Somalia
Somali president Mohamed Abdullahi Farmaajo has made admissions on military excesses in Somaliland under the era of former president Siad Barre.
His comments on Thursday came three days after what Mogadishu called an “ice-breaking” meeting with Somaliland president Muse Bihi. The meeting in Addis Ababa was brokered by the Ethiopian Prime minister Abiy Ahmed.
Speaking at a judicial conference on Thursday, Farmaajo averred that the civil war didn’t start in 1991 but well before that claiming many lives in northern regions (Somaliland).
“We are here now, what is needed is where we go from here, it is go towards justice. What is needed is acknowledgment in seeking forgiveness for the bad things that have happened, to correct the dark chapter in our history, which means to express regret for the suffering in the north.
“To express regret, to apologize to our brothers, those who died and those maimed, to say to them that what happened was bad history, it is in the past. Indeed what happened there was not like the south invading the north, it was not based on clan, it was a government system that existed at the time.
“As the head of State, to express regret, and to convey our apologies to our northern brothers and you join in that regard with me.”

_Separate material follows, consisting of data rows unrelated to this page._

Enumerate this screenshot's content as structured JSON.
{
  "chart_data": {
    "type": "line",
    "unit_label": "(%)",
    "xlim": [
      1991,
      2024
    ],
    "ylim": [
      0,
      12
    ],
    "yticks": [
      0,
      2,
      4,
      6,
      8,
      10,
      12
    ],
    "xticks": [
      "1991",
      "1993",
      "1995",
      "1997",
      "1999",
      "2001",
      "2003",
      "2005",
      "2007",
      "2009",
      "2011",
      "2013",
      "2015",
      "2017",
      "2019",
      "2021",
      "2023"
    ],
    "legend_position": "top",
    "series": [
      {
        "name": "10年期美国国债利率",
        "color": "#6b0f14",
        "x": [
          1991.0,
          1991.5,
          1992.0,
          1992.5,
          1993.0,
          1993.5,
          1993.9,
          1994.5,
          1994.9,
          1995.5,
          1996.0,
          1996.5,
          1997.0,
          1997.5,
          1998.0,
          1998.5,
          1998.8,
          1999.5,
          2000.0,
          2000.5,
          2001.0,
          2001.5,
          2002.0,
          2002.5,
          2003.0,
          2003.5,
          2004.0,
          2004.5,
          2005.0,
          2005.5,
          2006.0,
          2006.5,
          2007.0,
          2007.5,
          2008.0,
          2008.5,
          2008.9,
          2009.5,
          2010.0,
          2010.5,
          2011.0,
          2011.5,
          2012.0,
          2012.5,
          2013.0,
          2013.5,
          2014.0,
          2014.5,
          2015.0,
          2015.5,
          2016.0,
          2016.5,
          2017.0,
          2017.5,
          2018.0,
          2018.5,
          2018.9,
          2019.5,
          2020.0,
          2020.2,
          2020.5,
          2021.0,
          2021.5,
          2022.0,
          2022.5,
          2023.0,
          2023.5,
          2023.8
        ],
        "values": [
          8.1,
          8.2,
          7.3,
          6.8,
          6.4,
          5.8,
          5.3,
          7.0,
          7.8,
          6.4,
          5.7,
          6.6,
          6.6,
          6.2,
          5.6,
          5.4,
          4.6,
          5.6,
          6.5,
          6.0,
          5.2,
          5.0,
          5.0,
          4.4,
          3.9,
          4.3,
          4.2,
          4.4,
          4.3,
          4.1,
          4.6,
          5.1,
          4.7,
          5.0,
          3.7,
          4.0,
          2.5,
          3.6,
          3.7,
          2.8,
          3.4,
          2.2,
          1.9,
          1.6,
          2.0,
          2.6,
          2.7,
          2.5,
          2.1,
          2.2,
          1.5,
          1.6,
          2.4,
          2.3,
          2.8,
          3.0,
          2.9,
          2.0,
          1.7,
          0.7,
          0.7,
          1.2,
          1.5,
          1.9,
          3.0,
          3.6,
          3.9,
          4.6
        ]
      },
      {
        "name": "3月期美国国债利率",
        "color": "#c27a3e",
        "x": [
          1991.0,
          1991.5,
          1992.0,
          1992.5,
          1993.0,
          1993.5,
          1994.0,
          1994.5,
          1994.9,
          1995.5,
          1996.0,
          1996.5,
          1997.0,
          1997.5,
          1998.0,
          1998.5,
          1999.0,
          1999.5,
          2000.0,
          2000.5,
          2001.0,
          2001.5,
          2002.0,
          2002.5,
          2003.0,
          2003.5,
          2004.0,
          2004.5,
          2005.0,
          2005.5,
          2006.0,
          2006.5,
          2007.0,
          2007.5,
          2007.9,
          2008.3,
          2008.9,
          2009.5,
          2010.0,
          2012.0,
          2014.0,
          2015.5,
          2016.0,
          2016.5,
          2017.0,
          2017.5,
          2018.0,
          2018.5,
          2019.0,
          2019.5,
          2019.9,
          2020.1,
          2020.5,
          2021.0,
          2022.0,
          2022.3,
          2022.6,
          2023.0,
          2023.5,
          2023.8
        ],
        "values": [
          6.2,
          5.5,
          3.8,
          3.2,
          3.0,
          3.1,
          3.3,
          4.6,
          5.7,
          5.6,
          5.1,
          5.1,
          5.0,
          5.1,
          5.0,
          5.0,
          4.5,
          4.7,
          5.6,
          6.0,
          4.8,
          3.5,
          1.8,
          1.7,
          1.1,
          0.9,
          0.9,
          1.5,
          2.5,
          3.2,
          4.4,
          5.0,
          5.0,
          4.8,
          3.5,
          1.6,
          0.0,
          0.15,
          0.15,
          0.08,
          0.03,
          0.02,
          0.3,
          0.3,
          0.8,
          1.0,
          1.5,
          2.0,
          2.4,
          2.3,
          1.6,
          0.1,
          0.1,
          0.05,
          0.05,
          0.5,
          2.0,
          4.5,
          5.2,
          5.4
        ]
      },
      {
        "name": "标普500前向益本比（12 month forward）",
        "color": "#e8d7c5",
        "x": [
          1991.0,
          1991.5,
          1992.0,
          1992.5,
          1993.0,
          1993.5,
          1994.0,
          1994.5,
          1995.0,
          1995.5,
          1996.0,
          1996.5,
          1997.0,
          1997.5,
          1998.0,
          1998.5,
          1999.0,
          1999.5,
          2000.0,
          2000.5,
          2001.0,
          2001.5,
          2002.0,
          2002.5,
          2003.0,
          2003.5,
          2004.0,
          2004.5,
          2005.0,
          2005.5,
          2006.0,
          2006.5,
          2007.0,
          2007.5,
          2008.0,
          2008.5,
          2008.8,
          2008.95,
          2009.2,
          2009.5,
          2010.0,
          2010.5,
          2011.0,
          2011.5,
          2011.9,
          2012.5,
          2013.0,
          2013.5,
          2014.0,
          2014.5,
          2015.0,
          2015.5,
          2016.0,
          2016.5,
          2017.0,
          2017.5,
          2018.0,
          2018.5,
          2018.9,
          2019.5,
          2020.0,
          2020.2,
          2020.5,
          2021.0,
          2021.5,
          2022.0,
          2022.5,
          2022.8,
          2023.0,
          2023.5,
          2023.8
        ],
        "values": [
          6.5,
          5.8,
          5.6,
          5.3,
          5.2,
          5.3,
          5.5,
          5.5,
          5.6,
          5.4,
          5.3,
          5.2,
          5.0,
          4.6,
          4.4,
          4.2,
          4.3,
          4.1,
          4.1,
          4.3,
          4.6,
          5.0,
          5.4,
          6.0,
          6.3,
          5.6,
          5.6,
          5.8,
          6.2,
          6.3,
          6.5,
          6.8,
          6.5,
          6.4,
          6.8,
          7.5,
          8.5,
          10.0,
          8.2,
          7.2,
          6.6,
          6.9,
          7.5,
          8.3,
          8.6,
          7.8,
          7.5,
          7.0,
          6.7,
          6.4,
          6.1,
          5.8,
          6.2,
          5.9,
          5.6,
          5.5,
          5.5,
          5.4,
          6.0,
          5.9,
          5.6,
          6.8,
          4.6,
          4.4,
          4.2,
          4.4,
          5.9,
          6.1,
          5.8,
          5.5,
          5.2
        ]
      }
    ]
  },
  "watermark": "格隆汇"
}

Twitter reactions to Farmaajo’s admission
The admission by the president who faces reelection later this year received mixed reactions on Twitter. Some people are quick to point out that he is not the first president to apologize, that his predecessor Hassan Sheikh Mohamud is on record to have made similar admissions.
Whiles some say an admission is not an apology, others hold that it is a bold first step and an official apology will likely follow in due course.
I welcome President Farmajo’s apology over the massacres committed by the former military regime against our brothers in Somaliland in the name of our nation. We demand to apologise the killing of the soldiers at Wadajir Party HQ who were buried in a mass grave under his rule.
— Abdirahman Abdishakur (@AAbdishakur) February 13, 2020
This will not bring back the hundred thousand killed and millions displaced but its its very good step, and milestone for the somaliland-somalia talks. I have underlined in my yesterday interview the difficulties to talk to genocide deniers and sympathizers. #Somaliland #Somalia https://t.co/QTYZO3cVZi
— Ayan Mahamoud MBE (@Gobannimo) February 13, 2020
I profoundly & wholeheartedly welcome & support the brave initiative of Presdnt
— Amb. Awale Kullane (Awalekullane) February 13, 2020M_Farmaajo
on behalf of the people of Somalia to Formally apologize to the people of Northern Somalia /Somaliland for the crimes & atrocities committed in the late 1980s by the previous regime pic.twitter.com/hDsisDvF4N
— Hodan Ali (hodansomali) February 13, 2020
M_Farmaajo
state apology is indeed a important step, but the easy part of the equation.
Forgiveness is never comes easy.
Finding hearts & minds to accept will be most difficult.
I pray our bro/sis in Sland can find the courage to finally begin a healing process. #Somalia
Comments by Prez Farmajo on forgiveness for “dark past” with Somaliland very encouraging, positive first step day after meeting Prez Bihi.
Not a full apology for Barre-era atrocities, nonetheless, bold move. Well done.
A full apology will come am sure.https://t.co/Pt5t8dj6xO
— Rashid Abdi (@RAbdiCG) February 13, 2020
About the Hargeisa Holocaust: Pulitzer Center
This year marks the 32nd anniversary of what is referred to as the “Hargeisa Holocaust.” Hargeisa is the capital of Somaliland which is globally considered a semi-autonomous region of Somalia. They continue to push for international recognition till date.
The Pulitzer Center in a 2018 article on the circumstances around Mogadishu’s crackdown on Somaliland wrote: “Between 1987 and 1989, the regime of Somali dictator Siad Barre massacred an estimated 200,000 members of the Isaaq tribe, the largest clan group in the northwest part of Somalia.
“At the time, some Isaaqs were fighting for independence, and to eliminate the threat, Barre tried to exterminate all of them. Experts now say there are more than 200 mass graves in Somaliland, most of them in the Valley of Death.”
The report continues: “about 90 percent of the city was destroyed and tens of thousands of Isaaqs were killed. Yet there are no major plans to mark the horrors in Somaliland, or anywhere else for that matter. In the past, a few international organizations have recognized the bloodletting.
It added that a 2001 UN report investigating the attacks against the Isaaqs concluded that “the crime of genocide was conceived, planned and perpetrated by the Somalia Government against the Isaaq people of northern Somalia.”